Normalization converts text to canonical form: lowercase ("The" becomes "the"), accent removal ("cafe" becomes "cafe"), Unicode normalization. A user searching "PIZZA" finds documents containing "pizza". Case folding alone reduces dictionary size by 30 to 40 percent. Without it, you need separate entries for Pizza, pizza, and PIZZA.

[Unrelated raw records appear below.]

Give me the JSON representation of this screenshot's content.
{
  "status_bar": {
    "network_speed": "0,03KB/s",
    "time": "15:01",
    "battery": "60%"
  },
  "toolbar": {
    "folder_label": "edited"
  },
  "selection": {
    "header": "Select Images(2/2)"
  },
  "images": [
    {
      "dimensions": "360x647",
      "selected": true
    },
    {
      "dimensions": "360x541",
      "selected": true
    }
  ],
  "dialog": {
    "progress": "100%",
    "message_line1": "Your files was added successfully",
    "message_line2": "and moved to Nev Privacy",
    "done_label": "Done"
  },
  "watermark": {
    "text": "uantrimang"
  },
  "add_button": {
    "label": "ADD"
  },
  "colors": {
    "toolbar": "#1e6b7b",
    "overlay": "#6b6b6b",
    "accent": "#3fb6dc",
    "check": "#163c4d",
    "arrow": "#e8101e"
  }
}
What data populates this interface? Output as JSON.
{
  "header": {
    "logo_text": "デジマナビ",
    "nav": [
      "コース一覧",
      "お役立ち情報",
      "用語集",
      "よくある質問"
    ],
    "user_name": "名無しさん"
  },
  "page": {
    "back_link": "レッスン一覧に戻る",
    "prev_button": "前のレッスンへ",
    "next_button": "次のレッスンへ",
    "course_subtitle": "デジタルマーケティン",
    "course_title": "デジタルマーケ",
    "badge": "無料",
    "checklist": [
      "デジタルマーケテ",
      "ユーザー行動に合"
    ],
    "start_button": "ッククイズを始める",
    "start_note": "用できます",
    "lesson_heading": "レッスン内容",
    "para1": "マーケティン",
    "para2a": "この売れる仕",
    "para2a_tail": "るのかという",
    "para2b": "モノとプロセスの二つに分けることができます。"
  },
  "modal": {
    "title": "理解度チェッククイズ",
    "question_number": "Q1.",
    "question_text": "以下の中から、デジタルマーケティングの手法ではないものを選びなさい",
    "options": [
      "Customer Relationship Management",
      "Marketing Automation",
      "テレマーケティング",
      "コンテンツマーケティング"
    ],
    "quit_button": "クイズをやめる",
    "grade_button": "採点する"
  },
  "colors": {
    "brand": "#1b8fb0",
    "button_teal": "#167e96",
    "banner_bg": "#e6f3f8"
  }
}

Stemming and Lemmatization

Stemming reduces words to roots. "running", "runs", "ran" become "run" with Porter stemmer. Now searching "running" finds "runs". Stemming reduces dictionary by 20 to 30 percent. But aggressive stemming causes false matches: "universe" and "university" might merge to "univers". Lemmatization uses vocabulary lookup ("better" becomes "good") but adds 5 to 10 ms per document.

Stopword Handling

Stopwords like "the", "is", "and" appear in 80 to 90 percent of documents. Removing them shrinks postings by 30 to 40 percent. But "The Who" (the band) needs "The". Modern systems keep stopwords but downweight them in scoring, enabling phrase matching while minimizing noise.

Segment Architecture

After processing, each token goes to its postings list with document ID. Segments are immutable: new documents create new segments. Lucene creates segments every 1 second by default for near real time search. Background merges consolidate when segment count exceeds 10 to 20. Merging causes 5x to 10x write amplification, requiring throttling during peak query hours.

💡 Key Takeaways
Tokenization produces 150 to 200 tokens per 1000 chars for English; CJK languages need n gram or dictionary tokenizers
Case folding reduces dictionary by 30 to 40 percent; stemming reduces another 20 to 30 percent but causes false matches
Lemmatization uses vocabulary lookup adding 5 to 10 ms per document; stemming is faster but less accurate
Stopword removal shrinks postings by 30 to 40 percent; modern systems downweight instead of remove for phrase support
Segment merging causes 5x to 10x write amplification; throttle during peak to prevent IO contention
📌 Interview Tips
1Walk through the pipeline: raw text to tokens to normalized to stemmed to indexed. Show how each step affects index size.
2Discuss stemming tradeoffs: Porter merges running and runs for recall, but also merges universe and university incorrectly.